Первые годы жизни в Турине оказались нелегкими, особенно для матери. Только что кончилась война, жизнь все дорожала, а денег у нас не было. В Турине мы мерзли, мать жаловалась и на холод, и на дом, сырой и темный: отец, по ее словам, как всегда, взял первое попавшееся, ни у кого не спросясь. Отец же заявлял, что она жаловалась в Сассари, жаловалась в Палермо: она где угодно найдет предлог побрюзжать. Однако о Палермо и Сассари мать вспоминала теперь как о рае земном. И в Сассари, и в Палермо у нее остались друзья, которым она, правда, не писал а из-за неспособности поддерживать связи с далекими людьми, но то и дело вспоминала и друзей, и прекрасные, залитые солнцем дома, где она жила припеваючи, со всеми удобствами, и отличную прислугу. В Турине же ей первое время вообще не удавалось найти прислугу. Пока наконец не знаю откуда в доме не появилась Наталина, прослужившая у нас тридцать лет.
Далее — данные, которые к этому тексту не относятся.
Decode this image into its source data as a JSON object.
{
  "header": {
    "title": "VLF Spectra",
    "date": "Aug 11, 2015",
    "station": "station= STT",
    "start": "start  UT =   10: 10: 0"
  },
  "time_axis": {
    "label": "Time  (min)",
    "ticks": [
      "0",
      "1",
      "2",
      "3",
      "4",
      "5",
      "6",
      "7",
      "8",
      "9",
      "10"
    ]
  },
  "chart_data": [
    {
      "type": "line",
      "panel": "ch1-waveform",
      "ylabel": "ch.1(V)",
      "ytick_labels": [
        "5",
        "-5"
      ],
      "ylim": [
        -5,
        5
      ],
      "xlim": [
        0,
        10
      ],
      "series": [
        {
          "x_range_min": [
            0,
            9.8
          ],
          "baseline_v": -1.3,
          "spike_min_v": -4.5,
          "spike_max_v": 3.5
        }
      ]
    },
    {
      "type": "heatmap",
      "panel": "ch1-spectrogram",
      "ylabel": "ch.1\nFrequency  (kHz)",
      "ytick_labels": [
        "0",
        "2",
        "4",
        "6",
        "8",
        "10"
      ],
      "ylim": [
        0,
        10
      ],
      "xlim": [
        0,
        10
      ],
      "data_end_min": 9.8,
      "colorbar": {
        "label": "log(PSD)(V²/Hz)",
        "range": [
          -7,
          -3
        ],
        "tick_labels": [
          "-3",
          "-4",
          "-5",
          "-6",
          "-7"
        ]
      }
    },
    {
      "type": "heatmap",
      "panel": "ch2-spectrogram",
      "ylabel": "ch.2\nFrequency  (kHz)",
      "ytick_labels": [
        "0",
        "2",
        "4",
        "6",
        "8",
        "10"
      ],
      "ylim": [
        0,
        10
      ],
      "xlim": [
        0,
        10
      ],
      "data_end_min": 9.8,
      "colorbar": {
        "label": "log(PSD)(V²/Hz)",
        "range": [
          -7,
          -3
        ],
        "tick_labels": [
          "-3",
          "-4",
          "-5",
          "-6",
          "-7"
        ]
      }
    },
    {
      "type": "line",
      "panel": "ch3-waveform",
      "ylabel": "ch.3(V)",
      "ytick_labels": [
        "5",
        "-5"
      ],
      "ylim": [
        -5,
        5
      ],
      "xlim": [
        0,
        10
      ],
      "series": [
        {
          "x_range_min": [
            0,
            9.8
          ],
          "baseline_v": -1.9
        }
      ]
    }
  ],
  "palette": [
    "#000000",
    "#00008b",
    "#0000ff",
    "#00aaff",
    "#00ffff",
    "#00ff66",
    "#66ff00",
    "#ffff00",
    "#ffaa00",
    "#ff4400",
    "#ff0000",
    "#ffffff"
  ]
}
По правде говоря, в Сассари и Палермо, несмотря на жалобы и брюзжание, матери действительно было очень хорошо; характер у нее был легкий, она всегда находила себе друзей, и все ее любили, она умела радоваться окружающему, умела быть счастливой. Была она счастлива и в первые годы в Турине, среди всей нашей неустроенности и лишений, хотя и вечно плакалась по причине холода, раздражительности мужа, тоски по родным местам, подросших детей, которым нужны были учебники, теплая одежда, ботинки – а разве на всех напасешься? И все же она была счастлива: поплакавшись, мгновенно веселела и на весь дом распевала «Лоэнгрина», и «Башмачок, увязший в снегу», и «Дона Карлоса де Тадрида». Впоследствии она вспоминала эти годы, когда дети жили еще с ней, денег не было, акции на недвижимость все падали, а в доме было темно и сыро, как самую прекрасную, счастливейшую пору своей жизни.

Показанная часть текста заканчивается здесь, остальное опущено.